There are a few ways to raise funds and get people involved in wild life conservation: 
Voluntourism: Here young people volunteer with these wild life organisations. The rates are pricey but cover you accommodation, meals, equipment and contribution to the cause. 
Rhino Darting safari: also known as Green hunting. This is a process where the Rhino is captured and the ears marked for identification for research and identity purposes. Guests can be invited to go along on an open game car for up to four days searching for unmarked rhinos and marking them. This is done with professional rangers and qualified vets. And yes, there's a price to this too. The money goes into pay those rangers and vets fees, a portion also goes to the cause. 
Rhino Dehorning Safari: a helicopter flies in search of rhinos with horns. A vet will dart the rhino from the heli and the crew on the ground will wait for the tranquilizer kick in and the rhino goes down. The team moves fast as they need all the man power necessary to move rhino in desired position to remove the horn using as chainsaw. 

For all these methods, you pay a fee. A rather large fee that I have not come across listed in South African rands. This for me is a clear indication that the market for these services are not your regular South African. 

The image below are the recent South African National Parks conservation (entry) Fees. It's R70 for a South African adult. The price seems like nothing much.
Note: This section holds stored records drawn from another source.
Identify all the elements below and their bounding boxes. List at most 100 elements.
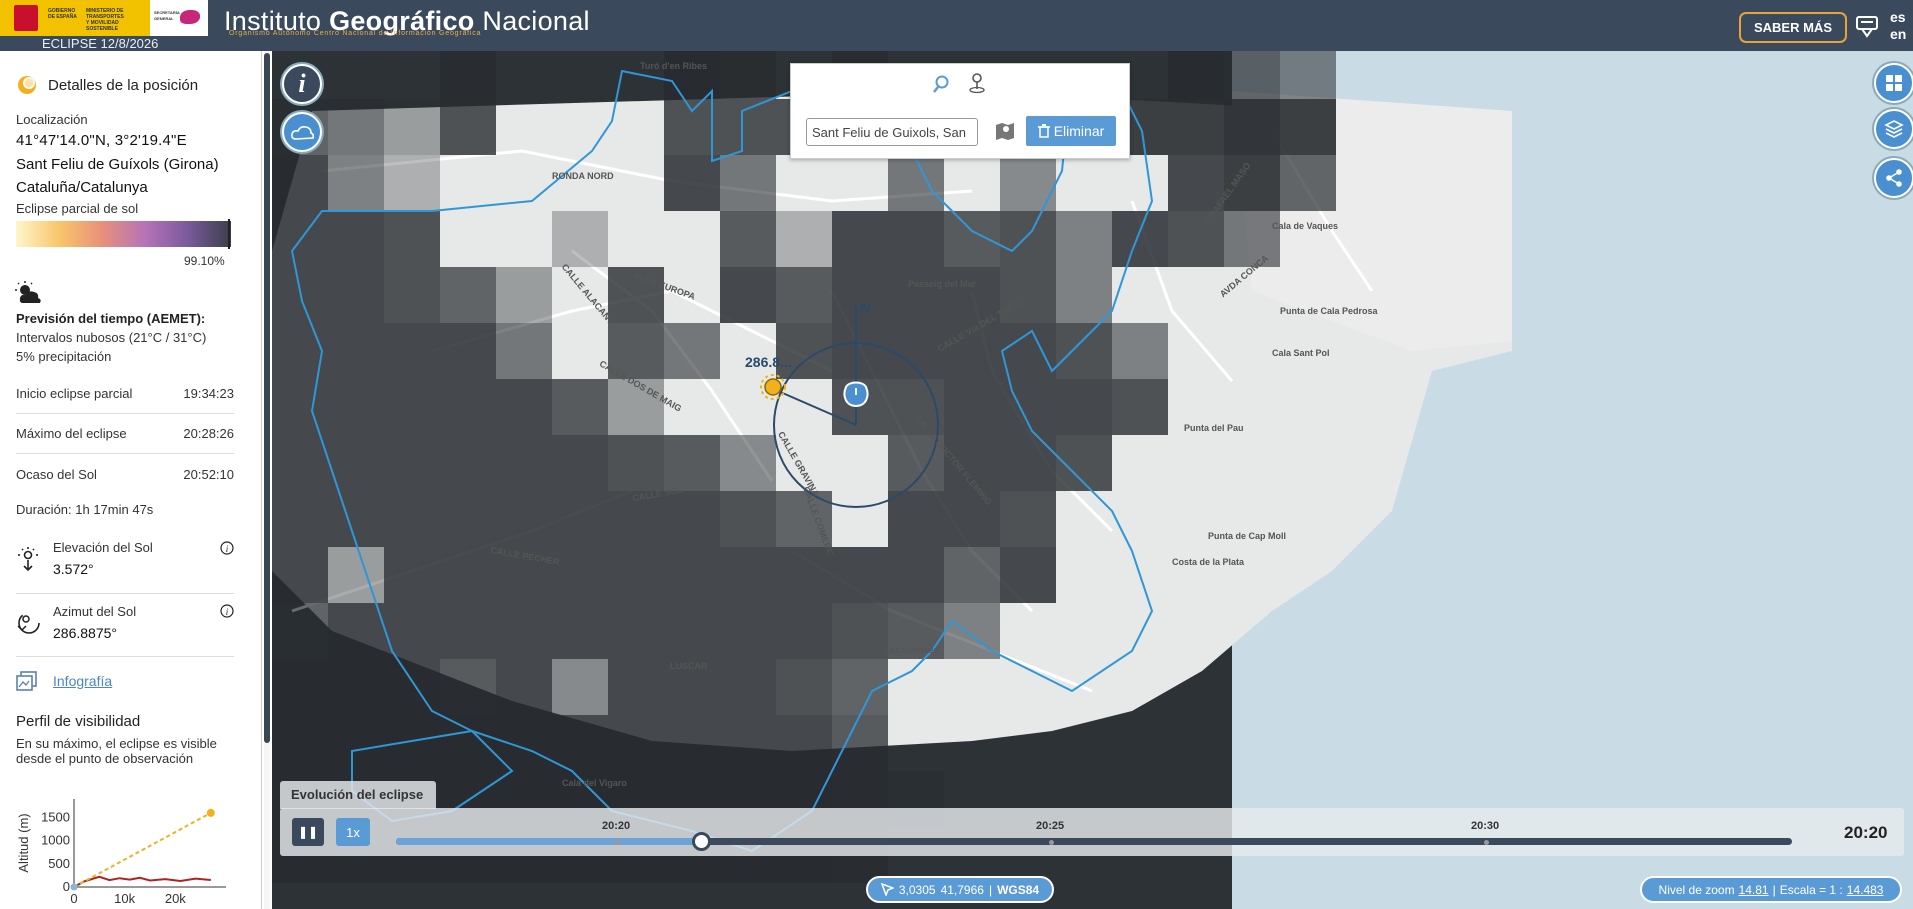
street-label: Turó d'en Ribes — [640, 61, 707, 71]
weather-description: Intervalos nubosos (21°C / 31°C) — [16, 330, 207, 345]
info-icon[interactable]: i — [220, 604, 234, 618]
visibility-profile-chart: 050010001500010k20kDistancia (m)Altitud … — [16, 799, 226, 909]
street-label: Passeig del Mar — [908, 279, 977, 289]
eliminar-label: Eliminar — [1053, 123, 1105, 139]
info-icon: i — [298, 69, 306, 98]
target-point — [206, 808, 215, 817]
pick-location-icon[interactable] — [967, 72, 987, 94]
coord-x: 3,0305 — [898, 882, 936, 897]
precipitation: 5% precipitación — [16, 349, 112, 364]
timeline-title: Evolución del eclipse — [280, 781, 436, 809]
eclipse-type: Eclipse parcial de sol — [16, 201, 139, 216]
sun-azimuth-icon — [17, 612, 40, 634]
eclipse-date: ECLIPSE 12/8/2026 — [42, 36, 159, 51]
scale-value[interactable]: 14.483 — [1847, 883, 1884, 897]
cloud-icon — [291, 126, 314, 140]
cursor-coordinates: 3,0305 41,7966 | WGS84 — [866, 876, 1054, 903]
x-tick-label: 10k — [114, 891, 135, 906]
tick-marker — [1049, 840, 1054, 845]
location-pin-icon[interactable] — [843, 381, 869, 408]
sun-icon — [760, 374, 786, 400]
feedback-icon[interactable] — [1854, 13, 1880, 44]
language-selector[interactable]: es en — [1890, 9, 1906, 43]
profile-description: En su máximo, el eclipse es visible desd… — [16, 736, 217, 766]
profile-title: Perfil de visibilidad — [16, 713, 141, 730]
location-place: Sant Feliu de Guíxols (Girona) — [16, 156, 219, 173]
scrollbar-thumb[interactable] — [264, 53, 270, 743]
street-label: Punta del Pau — [1184, 423, 1244, 433]
y-tick-label: 1500 — [41, 810, 70, 825]
grid-icon — [1886, 75, 1902, 91]
cursor-icon — [880, 883, 894, 896]
government-logos: GOBIERNO DE ESPAÑA MINISTERIO DE TRANSPO… — [0, 0, 208, 36]
eclipse-max-row: Máximo del eclipse 20:28:26 — [16, 414, 234, 454]
current-time: 20:20 — [1844, 823, 1888, 842]
row-label: Inicio eclipse parcial — [16, 386, 133, 401]
row-value: 19:34:23 — [183, 386, 234, 401]
azimuth-overlay: N 286.8... — [745, 300, 939, 508]
x-tick-label: 0 — [70, 891, 77, 906]
street-label: Cala Sant Pol — [1272, 348, 1330, 358]
y-tick-label: 0 — [63, 879, 70, 894]
timeline-progress — [396, 838, 706, 845]
share-icon — [1886, 169, 1902, 187]
divider — [16, 593, 234, 594]
row-label: Máximo del eclipse — [16, 426, 127, 441]
y-tick-label: 1000 — [41, 833, 70, 848]
ign-mark-icon — [180, 10, 200, 24]
layers-button[interactable] — [1874, 109, 1913, 149]
magnitude-gradient-bar — [16, 221, 231, 247]
weather-title: Previsión del tiempo (AEMET): — [16, 311, 206, 326]
basemap-button[interactable] — [1874, 63, 1913, 103]
pause-button[interactable]: ❚❚ — [292, 818, 324, 846]
zoom-value[interactable]: 14.81 — [1739, 883, 1769, 897]
infographic-icon[interactable] — [16, 671, 38, 691]
sunset-row: Ocaso del Sol 20:52:10 — [16, 454, 234, 494]
magnitude-value: 99.10% — [184, 254, 225, 268]
position-details-panel: Detalles de la posición Localización 41°… — [0, 51, 262, 909]
divider — [16, 656, 234, 657]
tick-label: 20:25 — [1036, 820, 1065, 832]
street-label: Cala del Vigaro — [562, 778, 627, 788]
map-view[interactable]: N 286.8... RONDA NORD AVDA EUROPA CALLE AL… — [272, 51, 1913, 909]
magnitude-marker — [228, 219, 231, 249]
azimuth-value-label: 286.8... — [745, 354, 792, 370]
tick-marker — [615, 840, 620, 845]
timeline-track[interactable] — [396, 838, 1792, 845]
trash-icon — [1037, 124, 1050, 138]
timeline-slider-handle[interactable] — [692, 832, 711, 851]
eclipse-start-row: Inicio eclipse parcial 19:34:23 — [16, 374, 234, 414]
search-input[interactable] — [806, 118, 978, 146]
gov-label: GOBIERNO DE ESPAÑA — [48, 8, 77, 20]
x-tick-label: 20k — [165, 891, 186, 906]
title-part-3: Nacional — [474, 6, 590, 36]
speed-button[interactable]: 1x — [336, 818, 370, 846]
weather-layer-button[interactable] — [282, 112, 322, 152]
info-button[interactable]: i — [282, 64, 322, 104]
street-label: Punta de Cap Moll — [1208, 531, 1287, 541]
infografia-link[interactable]: Infografía — [53, 673, 112, 689]
ign-subtitle: Organismo Autónomo Centro Nacional de In… — [229, 30, 482, 37]
tick-label: 20:20 — [602, 820, 631, 832]
share-button[interactable] — [1874, 158, 1913, 198]
street-label: Les Sofreres — [884, 645, 939, 655]
saber-mas-button[interactable]: SABER MÁS — [1739, 12, 1847, 43]
coord-y: 41,7966 — [940, 882, 984, 897]
lang-es[interactable]: es — [1890, 9, 1906, 26]
y-tick-label: 500 — [48, 856, 70, 871]
header: GOBIERNO DE ESPAÑA MINISTERIO DE TRANSPO… — [0, 0, 1913, 51]
lang-en[interactable]: en — [1890, 26, 1906, 43]
sidebar-scrollbar[interactable] — [264, 51, 270, 909]
location-region: Cataluña/Catalunya — [16, 179, 148, 196]
eclipse-icon — [18, 76, 36, 94]
eliminar-button[interactable]: Eliminar — [1026, 116, 1116, 146]
street-label: RONDA NORD — [552, 171, 614, 181]
info-icon[interactable]: i — [220, 541, 234, 555]
map-pin-icon[interactable] — [994, 120, 1016, 142]
location-label: Localización — [16, 112, 88, 127]
series-line-1 — [73, 812, 212, 888]
search-place-icon[interactable] — [933, 74, 953, 94]
search-panel: Eliminar — [790, 63, 1130, 159]
street-label: Costa de la Plata — [1172, 557, 1245, 567]
svg-text:i: i — [226, 544, 229, 554]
But then to access the park I need a car, petrol, meals and I will obviously would like to take my family. So, is it really R70 per adult? Is it really something that is attainable for a regular South African? 

One thing for sure is there is money in wildlife conservation. Lots of it. You need lots of money to get into wildlife conservation, to participate or even volunteer. But the truth is this industry is an industry that excels at side lining people of colour. Black kids in these communities where these game reserves are don't know much about nature conservation. I'm willing to bet top dollar that majority of the people in those communities have never been on a game drive. They have never seen a rhino or an elephant in real life. But these are the people expected to support these causes that run in these fenced in reserves where a night stay is equivalent to your monthly costs to run your household for a number of people that depend on you. 
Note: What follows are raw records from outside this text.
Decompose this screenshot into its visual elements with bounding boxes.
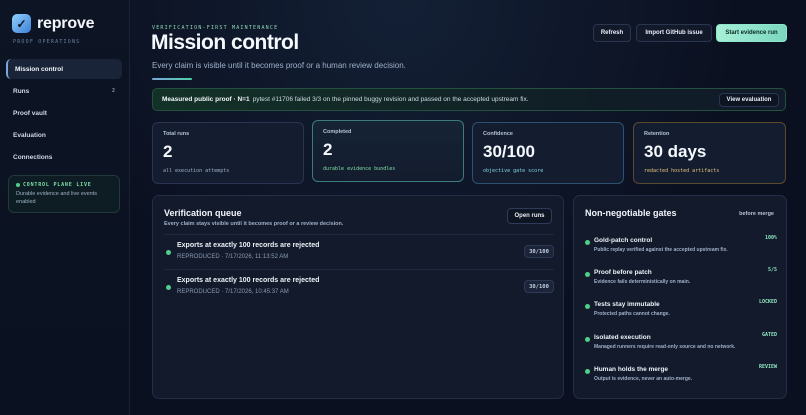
queue-row-meta: REPRODUCED · 7/17/2026, 11:13:52 AM: [177, 254, 289, 260]
sidebar-item-evaluation[interactable]: Evaluation: [6, 125, 122, 145]
sidebar-item-label: Runs: [13, 87, 30, 95]
gate-item: Gold-patch control Public replay verifie…: [585, 235, 777, 265]
status-dot-icon: [166, 285, 171, 290]
gate-item: Human holds the merge Output is evidence…: [585, 364, 777, 394]
check-icon: ✓: [12, 14, 31, 33]
sidebar-item-runs[interactable]: Runs 2: [6, 81, 122, 101]
gate-desc: Protected paths cannot change.: [594, 311, 670, 317]
brand-name: reprove: [37, 14, 95, 32]
stat-value: 2: [323, 140, 333, 159]
queue-row-score: 30/100: [524, 245, 554, 258]
page-subtitle: Every claim is visible until it becomes …: [152, 61, 406, 70]
banner-strong-text: Measured public proof · N=1: [162, 96, 250, 103]
banner-text: pytest #11706 failed 3/3 on the pinned b…: [252, 96, 529, 103]
gate-name: Tests stay immutable: [594, 301, 660, 308]
queue-row-title: Exports at exactly 100 records are rejec…: [177, 277, 320, 284]
stat-card-total-runs: Total runs 2 all execution attempts: [152, 122, 304, 184]
queue-row[interactable]: Exports at exactly 100 records are rejec…: [164, 234, 554, 268]
gate-tag: LOCKED: [758, 299, 777, 305]
sidebar-item-connections[interactable]: Connections: [6, 147, 122, 167]
gate-item: Isolated execution Managed runners requi…: [585, 332, 777, 362]
queue-row-meta: REPRODUCED · 7/17/2026, 10:45:37 AM: [177, 289, 289, 295]
main-content: VERIFICATION-FIRST MAINTENANCE Mission c…: [130, 0, 806, 415]
status-text: Durable evidence and live events enabled: [16, 191, 98, 205]
stat-value: 2: [163, 142, 173, 161]
view-evaluation-button[interactable]: View evaluation: [719, 93, 779, 107]
sidebar-item-proof-vault[interactable]: Proof vault: [6, 103, 122, 123]
brand-subtitle: PROOF OPERATIONS: [13, 39, 81, 45]
gates-panel: Non-negotiable gates before merge Gold-p…: [573, 195, 787, 399]
gate-tag: GATED: [761, 332, 777, 338]
page-title: Mission control: [151, 31, 299, 54]
gate-item: Tests stay immutable Protected paths can…: [585, 299, 777, 329]
sidebar-item-label: Mission control: [15, 65, 64, 73]
queue-subtitle: Every claim stays visible until it becom…: [164, 221, 344, 227]
queue-title: Verification queue: [164, 208, 242, 218]
proof-banner: Measured public proof · N=1 pytest #1170…: [152, 88, 786, 111]
gate-name: Gold-patch control: [594, 237, 653, 244]
refresh-button[interactable]: Refresh: [593, 24, 631, 42]
gate-tag: 5/5: [767, 267, 777, 273]
sidebar-nav: Mission control Runs 2 Proof vault Evalu…: [6, 59, 122, 169]
stat-label: Completed: [323, 129, 352, 135]
stat-value: 30 days: [644, 142, 707, 161]
stat-card-confidence: Confidence 30/100 objective gate score: [472, 122, 624, 184]
gate-status-dot-icon: [585, 304, 590, 309]
stat-label: Total runs: [163, 131, 190, 137]
stat-label: Retention: [644, 131, 670, 137]
gate-desc: Public replay verified against the accep…: [594, 247, 728, 253]
queue-row-score: 30/100: [524, 280, 554, 293]
gate-status-dot-icon: [585, 369, 590, 374]
sidebar-item-label: Connections: [13, 153, 53, 161]
sidebar-item-label: Proof vault: [13, 109, 47, 117]
gate-name: Isolated execution: [594, 334, 651, 341]
gate-desc: Output is evidence, never an auto-merge.: [594, 376, 693, 382]
gates-title: Non-negotiable gates: [585, 208, 677, 218]
stat-card-completed: Completed 2 durable evidence bundles: [312, 120, 464, 182]
import-github-issue-button[interactable]: Import GitHub issue: [636, 24, 712, 42]
brand[interactable]: ✓ reprove: [12, 14, 94, 33]
verification-queue-panel: Verification queue Every claim stays vis…: [152, 195, 564, 399]
queue-row[interactable]: Exports at exactly 100 records are rejec…: [164, 269, 554, 303]
gates-note: before merge: [739, 211, 774, 217]
open-runs-button[interactable]: Open runs: [507, 208, 552, 224]
gate-tag: 100%: [764, 235, 777, 241]
sidebar-item-label: Evaluation: [13, 131, 46, 139]
gate-item: Proof before patch Evidence fails determ…: [585, 267, 777, 297]
stat-value: 30/100: [483, 142, 535, 161]
status-heading: CONTROL PLANE LIVE: [16, 182, 112, 188]
stat-foot: all execution attempts: [163, 168, 230, 174]
live-status-dot-icon: [16, 183, 20, 187]
gate-name: Proof before patch: [594, 269, 652, 276]
stat-foot: redacted hosted artifacts: [644, 168, 720, 174]
gate-status-dot-icon: [585, 272, 590, 277]
title-underline: [152, 78, 192, 80]
status-title: CONTROL PLANE LIVE: [23, 182, 92, 188]
stat-foot: objective gate score: [483, 168, 544, 174]
gate-name: Human holds the merge: [594, 366, 669, 373]
gate-status-dot-icon: [585, 337, 590, 342]
queue-row-title: Exports at exactly 100 records are rejec…: [177, 242, 320, 249]
control-plane-status: CONTROL PLANE LIVE Durable evidence and …: [8, 175, 120, 213]
gate-desc: Evidence fails deterministically on main…: [594, 279, 691, 285]
status-dot-icon: [166, 250, 171, 255]
start-evidence-run-button[interactable]: Start evidence run: [716, 24, 787, 42]
gate-status-dot-icon: [585, 240, 590, 245]
runs-count-badge: 2: [111, 88, 115, 94]
stat-label: Confidence: [483, 131, 513, 137]
stat-card-retention: Retention 30 days redacted hosted artifa…: [633, 122, 786, 184]
gate-desc: Managed runners require read-only source…: [594, 344, 736, 350]
gate-tag: REVIEW: [758, 364, 777, 370]
sidebar: ✓ reprove PROOF OPERATIONS Mission contr…: [0, 0, 130, 415]
stat-foot: durable evidence bundles: [323, 166, 396, 172]
sidebar-item-mission-control[interactable]: Mission control: [6, 59, 122, 79]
It's very hard to sympathize with causes when it's suspected that the informant is probably an insider and you know that insider is over worked, underpaid and most probably unappreciated. That suspect has a village that depends on his salary and he doesn't see how this reserve or what goes on in it benefits his people. 
I can't speak for all black people. But I will speak for myself. As a lover of all animals and nature and big believer in that nature should be left as it is intended to be, I can't champion for the plight of rhinos or elephants until the day there is transformation in this industry and the opportunities that are available for a white child are also available for the black child and most importantly, this industry starts making a difference in the communities where they find themselve.